C’est que, contrairement à la pauvreté, la richesse n’a pour l’instant fait l’objet d’aucune tentative synthétique de définition capable de rendre compte de sa nature multidimensionnelle. Si la notion de seuil de pauvreté est assez communément admise (même si elle prête à discussion), la définition d’un seuil de richesse paraîtra sans doute encore incongrue à plus d’un. La nomenclature des catégories et groupes socioprofessionnels de la Direction de la statistique est, de même, particulièrement mal adaptée à cerner les riches.

La bourgeoisie se trouve par exemple éparpillée entre les agriculteurs exploitants, les artisans, commerçants, chefs d’entreprises, les cadres et professions intellectuelles supérieures, mais aussi les inactifs, parmi lesquels sont classés les rentiers. Ce déficit conceptuel n’est en fait que la marque d’un manque général de curiosité des chercheurs à l’égard des riches.

Les arguments quelquefois avancés pour le justifier ne sont pas sérieux : les riches ne seraient pas nombreux, si peu nombreux même qu’ils ne seraient pas significatifs statistiquement. Mais depuis quand l’importance politique, économique, sociale, etc., d’un groupe, sa place et son rôle dans la société, se mesurent-ils à son importance numérique ? La pauvreté serait scandaleuse, non la richesse.

Et les études qui y sont consacrées se justifient toutes, implicitement ou explicitement, par leur souci d’éclairer les politiques destinées sinon à la résorber, du moins à la soulager. Louable intention, mais qui masque (mal) en fait une conception curieuse et sélective du scandaleux. Il est sans doute scandaleux qu’aujourd’hui, au Maroc, des personnes soient contraintes de tenter de survivre avec seulement quelques dirhams de ressources par jour.

N’y a-t-il pour autant nul scandale à ce que, en même temps, quelquefois à quelques centaines de mètres de là, un individu puisse «flamber» plusieurs millions de dirhams en une seule soirée ? Le scandale n’est-il pas dans la coexistence de ces deux situations et plus encore dans la relation intime qui les lie? En fait, c’est moins le scandale que constitue la pauvreté que la crainte du danger qu’elle représente potentiellement pour le maintien de l’ordre social inégalitaire qui l’engendre, qui motive les politiques soi-disant destinées à soulager la misère.
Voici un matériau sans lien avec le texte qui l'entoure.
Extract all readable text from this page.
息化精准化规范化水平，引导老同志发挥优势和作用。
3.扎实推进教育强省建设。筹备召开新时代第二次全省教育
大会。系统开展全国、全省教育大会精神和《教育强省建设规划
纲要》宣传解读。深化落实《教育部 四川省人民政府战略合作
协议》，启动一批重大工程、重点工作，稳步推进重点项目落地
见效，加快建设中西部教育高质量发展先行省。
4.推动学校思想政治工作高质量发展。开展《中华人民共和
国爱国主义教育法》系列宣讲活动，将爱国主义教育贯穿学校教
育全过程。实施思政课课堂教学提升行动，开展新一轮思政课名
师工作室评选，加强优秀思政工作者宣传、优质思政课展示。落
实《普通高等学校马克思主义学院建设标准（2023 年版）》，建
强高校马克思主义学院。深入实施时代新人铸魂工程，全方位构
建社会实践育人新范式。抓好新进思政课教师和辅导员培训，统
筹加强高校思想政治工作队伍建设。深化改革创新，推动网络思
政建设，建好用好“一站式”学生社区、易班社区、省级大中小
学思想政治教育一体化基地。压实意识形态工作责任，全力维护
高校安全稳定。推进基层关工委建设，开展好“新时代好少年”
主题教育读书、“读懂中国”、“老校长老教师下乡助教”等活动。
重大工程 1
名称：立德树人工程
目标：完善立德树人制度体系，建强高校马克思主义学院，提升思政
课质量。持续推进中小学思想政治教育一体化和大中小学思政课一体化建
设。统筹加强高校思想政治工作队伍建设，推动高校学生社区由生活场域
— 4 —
Et les études qui ont pour fonction d’éclairer ces politiques leur permettent d’être plus efficaces, c’est-à-dire de mieux encadrer institutionnellement les populations pauvres. Le processus de paupérisation des uns, inscrit dans les structures profondes d’une société inégalitaire, peut ainsi perdurer et avec lui le processus d’enrichissement des autres. En omettant de tourner un regard critique vers le haut aussi bien que vers le bas de l’échelle sociale, la politique publique s’interdit de se donner comme objectifs la solidarité et la cohésion sociales.